- Tabligbo Location in Togo
- Coordinates: 6°35′N 1°30′E﻿ / ﻿6.583°N 1.500°E
- Country: Togo
- Region: Maritime Region

= Tabligbo =

Tabligbo is a city and canton in Togo with 22,304 inhabitants (2010).

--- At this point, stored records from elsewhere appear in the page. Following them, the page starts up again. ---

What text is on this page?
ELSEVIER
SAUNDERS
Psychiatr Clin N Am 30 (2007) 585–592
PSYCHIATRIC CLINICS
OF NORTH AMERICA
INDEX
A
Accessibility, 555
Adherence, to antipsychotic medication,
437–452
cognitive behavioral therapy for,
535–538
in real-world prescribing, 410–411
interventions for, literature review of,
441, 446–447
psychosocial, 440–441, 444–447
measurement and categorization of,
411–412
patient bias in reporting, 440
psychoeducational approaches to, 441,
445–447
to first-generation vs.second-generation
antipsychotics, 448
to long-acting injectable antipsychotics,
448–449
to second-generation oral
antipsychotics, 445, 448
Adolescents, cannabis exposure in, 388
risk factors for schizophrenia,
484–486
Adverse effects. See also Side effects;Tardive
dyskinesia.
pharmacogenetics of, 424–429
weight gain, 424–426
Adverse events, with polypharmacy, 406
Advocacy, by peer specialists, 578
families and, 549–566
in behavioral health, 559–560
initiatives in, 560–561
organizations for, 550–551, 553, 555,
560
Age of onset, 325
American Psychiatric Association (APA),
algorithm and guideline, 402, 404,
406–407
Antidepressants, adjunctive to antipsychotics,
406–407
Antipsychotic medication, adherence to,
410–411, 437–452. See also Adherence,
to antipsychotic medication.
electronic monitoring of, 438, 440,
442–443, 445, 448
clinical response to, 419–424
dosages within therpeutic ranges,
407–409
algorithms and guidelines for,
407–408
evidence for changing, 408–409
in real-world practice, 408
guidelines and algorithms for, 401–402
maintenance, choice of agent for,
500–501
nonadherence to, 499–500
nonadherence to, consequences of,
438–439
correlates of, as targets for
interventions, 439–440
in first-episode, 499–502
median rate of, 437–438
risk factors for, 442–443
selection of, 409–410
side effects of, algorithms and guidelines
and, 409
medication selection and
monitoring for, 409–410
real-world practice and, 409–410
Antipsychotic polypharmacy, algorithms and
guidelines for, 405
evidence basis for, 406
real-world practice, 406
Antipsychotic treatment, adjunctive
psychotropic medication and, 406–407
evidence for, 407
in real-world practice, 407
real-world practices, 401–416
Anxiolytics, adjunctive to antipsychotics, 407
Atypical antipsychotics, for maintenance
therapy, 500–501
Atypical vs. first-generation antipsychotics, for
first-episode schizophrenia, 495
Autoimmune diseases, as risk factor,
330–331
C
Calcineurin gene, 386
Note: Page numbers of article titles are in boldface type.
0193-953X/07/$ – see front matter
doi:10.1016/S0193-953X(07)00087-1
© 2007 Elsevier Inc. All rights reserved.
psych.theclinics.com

It is the seat of Yoto prefecture in Maritime Region.

==Climate==

Climate data for Tabligbo (1991–2020)
| Month | Jan | Feb | Mar | Apr | May | Jun | Jul | Aug | Sep | Oct | Nov | Dec | Year |
| Mean daily maximum °C (°F) | 35.0 (95.0) | 36.3 (97.3) | 35.5 (95.9) | 34.7 (94.5) | 33.6 (92.5) | 31.7 (89.1) | 30.8 (87.4) | 30.4 (86.7) | 31.5 (88.7) | 32.7 (90.9) | 34.1 (93.4) | 34.8 (94.6) | 33.4 (92.1) |
| Daily mean °C (°F) | 28.5 (83.3) | 30.0 (86.0) | 29.9 (85.8) | 29.4 (84.9) | 28.7 (83.7) | 27.4 (81.3) | 26.7 (80.1) | 26.3 (79.3) | 27.1 (80.8) | 27.7 (81.9) | 28.6 (83.5) | 28.6 (83.5) | 28.2 (82.8) |
| Mean daily minimum °C (°F) | 21.9 (71.4) | 23.7 (74.7) | 24.4 (75.9) | 24.2 (75.6) | 23.9 (75.0) | 23.0 (73.4) | 22.6 (72.7) | 22.2 (72.0) | 22.7 (72.9) | 22.8 (73.0) | 23.0 (73.4) | 22.5 (72.5) | 23.1 (73.6) |
| Average precipitation mm (inches) | 6.2 (0.24) | 26.2 (1.03) | 98.8 (3.89) | 116.1 (4.57) | 150.0 (5.91) | 166.5 (6.56) | 99.1 (3.90) | 50.3 (1.98) | 120.7 (4.75) | 149.5 (5.89) | 48.9 (1.93) | 10.4 (0.41) | 1,042.7 (41.05) |
| Average precipitation days (≥ 1.0 mm) | 1.0 | 2.7 | 7.0 | 7.8 | 10.9 | 13.0 | 9.6 | 8.2 | 11.7 | 13.7 | 5.8 | 1.5 | 92.9 |
Source: NOAA

==Industry==
It was the site of a cement clinker works - CIMAO cement. The plant was active from 1980 to 1984. Several attempts to restart the plant were made until 1997, when WACEM (West Africa Cement) reopened it with an infusion of funds from an Indian company. In 1998 the plant was sold to Scancem, a Norwegian corporation.